“Do you support that remote electronic voting is enabled when elections and referendums are held?” Bulgarians were asked this question – and those who voted overwhelmingly said “yes”. The nearly three-quarters majority (72.5 percent) who voted in favour did not make the result binding because it was combined with low voter turnout. However, with last information about voter activity suggesting at least 31.50% of eligible voters took part, the referendum exceeds the threshold of 20% needed to submit the question to Parliament. Lawmakers will now have three months to discuss online voting, but different opinions have emerged about how the proposal should be added to MPs’ agenda. (Add to this the number of people who suspect lawmakers are bent on voting it down). In case e-voting is approved as a legitimate means to take part in elections, it is not clear whether it might be applied to the forthcoming presidential vote next year.
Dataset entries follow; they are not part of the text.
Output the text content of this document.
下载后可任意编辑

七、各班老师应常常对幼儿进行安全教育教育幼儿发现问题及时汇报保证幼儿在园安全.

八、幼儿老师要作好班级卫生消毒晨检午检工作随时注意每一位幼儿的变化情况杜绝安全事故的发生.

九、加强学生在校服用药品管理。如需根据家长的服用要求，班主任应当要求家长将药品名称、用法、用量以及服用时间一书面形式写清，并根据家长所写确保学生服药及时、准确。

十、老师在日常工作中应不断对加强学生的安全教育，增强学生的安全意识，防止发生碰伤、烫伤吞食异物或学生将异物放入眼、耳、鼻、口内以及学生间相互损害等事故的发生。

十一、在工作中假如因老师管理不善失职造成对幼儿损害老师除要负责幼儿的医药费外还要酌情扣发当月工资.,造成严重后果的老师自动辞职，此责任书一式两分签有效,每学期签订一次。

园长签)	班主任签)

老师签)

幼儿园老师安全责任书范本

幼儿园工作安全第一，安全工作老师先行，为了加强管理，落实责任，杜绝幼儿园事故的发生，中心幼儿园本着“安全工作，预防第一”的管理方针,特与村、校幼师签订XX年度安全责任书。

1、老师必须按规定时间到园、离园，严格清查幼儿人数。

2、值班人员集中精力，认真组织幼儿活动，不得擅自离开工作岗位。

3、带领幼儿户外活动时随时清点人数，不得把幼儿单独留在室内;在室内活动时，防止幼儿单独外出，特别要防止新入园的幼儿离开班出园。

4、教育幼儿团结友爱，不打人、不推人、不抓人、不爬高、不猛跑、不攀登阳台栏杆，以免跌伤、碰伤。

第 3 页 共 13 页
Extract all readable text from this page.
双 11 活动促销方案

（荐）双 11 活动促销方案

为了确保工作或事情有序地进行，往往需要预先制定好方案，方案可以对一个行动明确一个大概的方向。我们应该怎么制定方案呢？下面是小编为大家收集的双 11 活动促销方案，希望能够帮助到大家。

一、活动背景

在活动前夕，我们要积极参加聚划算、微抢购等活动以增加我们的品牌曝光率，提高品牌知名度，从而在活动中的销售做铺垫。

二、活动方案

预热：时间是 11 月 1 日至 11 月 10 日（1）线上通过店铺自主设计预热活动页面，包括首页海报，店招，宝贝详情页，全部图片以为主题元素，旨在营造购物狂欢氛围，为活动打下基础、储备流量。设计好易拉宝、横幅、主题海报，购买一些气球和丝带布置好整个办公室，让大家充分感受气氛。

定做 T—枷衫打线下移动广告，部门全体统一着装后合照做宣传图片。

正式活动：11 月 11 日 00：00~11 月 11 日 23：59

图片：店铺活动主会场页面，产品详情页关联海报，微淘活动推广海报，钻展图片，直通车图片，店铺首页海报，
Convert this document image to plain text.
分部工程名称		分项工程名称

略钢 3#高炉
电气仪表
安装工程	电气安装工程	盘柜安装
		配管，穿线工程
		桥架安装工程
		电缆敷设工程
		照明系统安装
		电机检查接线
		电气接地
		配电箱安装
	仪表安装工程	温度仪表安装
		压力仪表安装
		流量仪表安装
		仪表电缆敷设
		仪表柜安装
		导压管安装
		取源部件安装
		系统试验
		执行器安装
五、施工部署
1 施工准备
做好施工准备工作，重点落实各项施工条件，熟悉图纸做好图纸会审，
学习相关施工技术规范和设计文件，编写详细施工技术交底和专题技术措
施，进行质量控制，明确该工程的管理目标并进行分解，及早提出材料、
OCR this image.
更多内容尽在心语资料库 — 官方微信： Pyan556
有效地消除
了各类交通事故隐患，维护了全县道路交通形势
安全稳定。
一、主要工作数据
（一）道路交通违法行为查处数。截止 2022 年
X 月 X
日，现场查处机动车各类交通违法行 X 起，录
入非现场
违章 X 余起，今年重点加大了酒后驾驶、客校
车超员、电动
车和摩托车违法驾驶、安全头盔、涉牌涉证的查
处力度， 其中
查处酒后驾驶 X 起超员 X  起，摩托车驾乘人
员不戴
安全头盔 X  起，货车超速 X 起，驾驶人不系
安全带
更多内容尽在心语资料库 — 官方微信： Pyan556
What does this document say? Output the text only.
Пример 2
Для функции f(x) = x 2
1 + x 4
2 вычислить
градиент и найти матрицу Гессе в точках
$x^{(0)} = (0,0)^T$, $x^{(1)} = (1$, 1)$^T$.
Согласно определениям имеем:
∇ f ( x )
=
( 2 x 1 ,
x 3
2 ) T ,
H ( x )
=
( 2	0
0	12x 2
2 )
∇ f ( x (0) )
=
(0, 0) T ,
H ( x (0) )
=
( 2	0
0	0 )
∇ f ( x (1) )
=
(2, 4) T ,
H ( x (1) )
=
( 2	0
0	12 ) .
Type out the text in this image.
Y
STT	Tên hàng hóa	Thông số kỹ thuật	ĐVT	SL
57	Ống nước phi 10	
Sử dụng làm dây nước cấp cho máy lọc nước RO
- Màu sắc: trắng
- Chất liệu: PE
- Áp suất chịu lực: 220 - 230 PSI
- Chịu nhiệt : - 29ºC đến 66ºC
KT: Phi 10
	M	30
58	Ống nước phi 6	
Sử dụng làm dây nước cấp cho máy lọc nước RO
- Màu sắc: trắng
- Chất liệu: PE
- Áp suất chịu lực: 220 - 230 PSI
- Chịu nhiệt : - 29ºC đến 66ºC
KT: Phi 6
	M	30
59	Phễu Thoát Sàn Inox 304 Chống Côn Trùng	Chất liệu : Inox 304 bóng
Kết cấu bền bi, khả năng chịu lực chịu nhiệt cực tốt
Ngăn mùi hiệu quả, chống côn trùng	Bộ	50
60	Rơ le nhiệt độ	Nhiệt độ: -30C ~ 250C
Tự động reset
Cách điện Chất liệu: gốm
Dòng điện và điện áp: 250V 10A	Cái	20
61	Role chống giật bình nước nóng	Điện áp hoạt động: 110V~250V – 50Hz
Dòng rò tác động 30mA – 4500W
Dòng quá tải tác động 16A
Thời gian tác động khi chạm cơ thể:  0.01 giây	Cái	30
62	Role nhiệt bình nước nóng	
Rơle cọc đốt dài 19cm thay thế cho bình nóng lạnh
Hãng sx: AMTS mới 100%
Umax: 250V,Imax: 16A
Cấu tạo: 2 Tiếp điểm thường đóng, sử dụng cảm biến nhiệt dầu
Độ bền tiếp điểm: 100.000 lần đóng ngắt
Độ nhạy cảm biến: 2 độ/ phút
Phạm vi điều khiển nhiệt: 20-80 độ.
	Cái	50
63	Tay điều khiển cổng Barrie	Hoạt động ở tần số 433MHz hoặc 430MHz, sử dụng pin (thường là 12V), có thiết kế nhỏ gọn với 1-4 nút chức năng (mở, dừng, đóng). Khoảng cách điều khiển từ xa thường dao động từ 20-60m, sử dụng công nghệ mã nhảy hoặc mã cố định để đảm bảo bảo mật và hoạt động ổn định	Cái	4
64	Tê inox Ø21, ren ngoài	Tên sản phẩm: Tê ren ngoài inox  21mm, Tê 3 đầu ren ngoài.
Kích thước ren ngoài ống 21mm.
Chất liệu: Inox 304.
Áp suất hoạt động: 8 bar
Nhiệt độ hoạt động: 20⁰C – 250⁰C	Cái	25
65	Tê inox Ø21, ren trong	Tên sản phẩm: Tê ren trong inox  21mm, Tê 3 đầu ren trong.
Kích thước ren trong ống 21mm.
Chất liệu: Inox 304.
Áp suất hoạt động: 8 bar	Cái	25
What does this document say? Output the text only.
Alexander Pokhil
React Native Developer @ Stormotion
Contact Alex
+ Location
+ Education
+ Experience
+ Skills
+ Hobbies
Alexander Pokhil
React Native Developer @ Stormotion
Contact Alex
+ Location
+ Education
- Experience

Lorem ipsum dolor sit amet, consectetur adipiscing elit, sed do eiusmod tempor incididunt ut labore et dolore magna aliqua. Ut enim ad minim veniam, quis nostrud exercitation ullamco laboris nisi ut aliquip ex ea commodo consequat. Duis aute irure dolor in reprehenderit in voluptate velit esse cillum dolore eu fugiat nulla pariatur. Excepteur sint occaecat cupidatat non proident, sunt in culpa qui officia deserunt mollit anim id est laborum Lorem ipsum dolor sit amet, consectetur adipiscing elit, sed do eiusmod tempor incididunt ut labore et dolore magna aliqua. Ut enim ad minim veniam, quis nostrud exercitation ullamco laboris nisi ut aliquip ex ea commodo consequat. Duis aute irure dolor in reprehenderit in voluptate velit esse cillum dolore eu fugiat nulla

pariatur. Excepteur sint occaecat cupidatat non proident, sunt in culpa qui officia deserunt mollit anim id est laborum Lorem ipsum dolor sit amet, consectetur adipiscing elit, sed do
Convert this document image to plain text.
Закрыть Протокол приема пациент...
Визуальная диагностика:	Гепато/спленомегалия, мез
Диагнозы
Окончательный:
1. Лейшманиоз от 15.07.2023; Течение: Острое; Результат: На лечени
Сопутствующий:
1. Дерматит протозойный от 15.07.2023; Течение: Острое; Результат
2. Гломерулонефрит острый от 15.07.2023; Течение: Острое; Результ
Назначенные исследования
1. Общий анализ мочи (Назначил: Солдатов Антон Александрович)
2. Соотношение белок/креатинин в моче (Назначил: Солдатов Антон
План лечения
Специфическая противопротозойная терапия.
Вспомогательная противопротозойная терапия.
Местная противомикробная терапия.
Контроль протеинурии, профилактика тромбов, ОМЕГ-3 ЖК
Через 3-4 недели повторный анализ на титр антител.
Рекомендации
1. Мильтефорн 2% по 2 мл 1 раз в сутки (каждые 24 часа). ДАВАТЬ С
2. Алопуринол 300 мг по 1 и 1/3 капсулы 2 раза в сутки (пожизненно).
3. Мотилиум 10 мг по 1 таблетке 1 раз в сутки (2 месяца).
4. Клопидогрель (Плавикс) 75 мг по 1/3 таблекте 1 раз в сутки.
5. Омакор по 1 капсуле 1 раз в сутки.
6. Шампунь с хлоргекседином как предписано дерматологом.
A quick look at vote statistics also debunks the myth of “huge interest” in the referendum that eligible voters among the 2 million Bulgarians abroad would show: the Foreign Ministry said only 27 000 had cast a ballot. That expats are eager to help usher in e-voting is not self-evident anymore – a blow to activists who maintained the online method would boost participation, bring back to politics those discouraged people who voted with their feet, and make democracy more legitimate.
Neither is it clear how the method’s efficiency and safety will be guaranteed, having in mind the habit of saying “we” tend to “Bulgarize” any good concept introduced from abroad, be it in technical or socio-cultural terms. Admittedly “we”, whoever this includes, sometimes do. Critics of e-voting add the risk of security breaches and manipulation of both the results and the voting process. Issues such as vote secrecy (called into question by the need to confirm identity), misuse of personal data for corporate voting are yet to be addressed.
Thence, neither the event of passing a motion on e-voting nor its putting into practice and its real effect are quite predictable or have clear implications. But a mandatory introduction of online voting that would have followed a high voter turnout would have made Bulgaria’s political life even less certain in the long-term.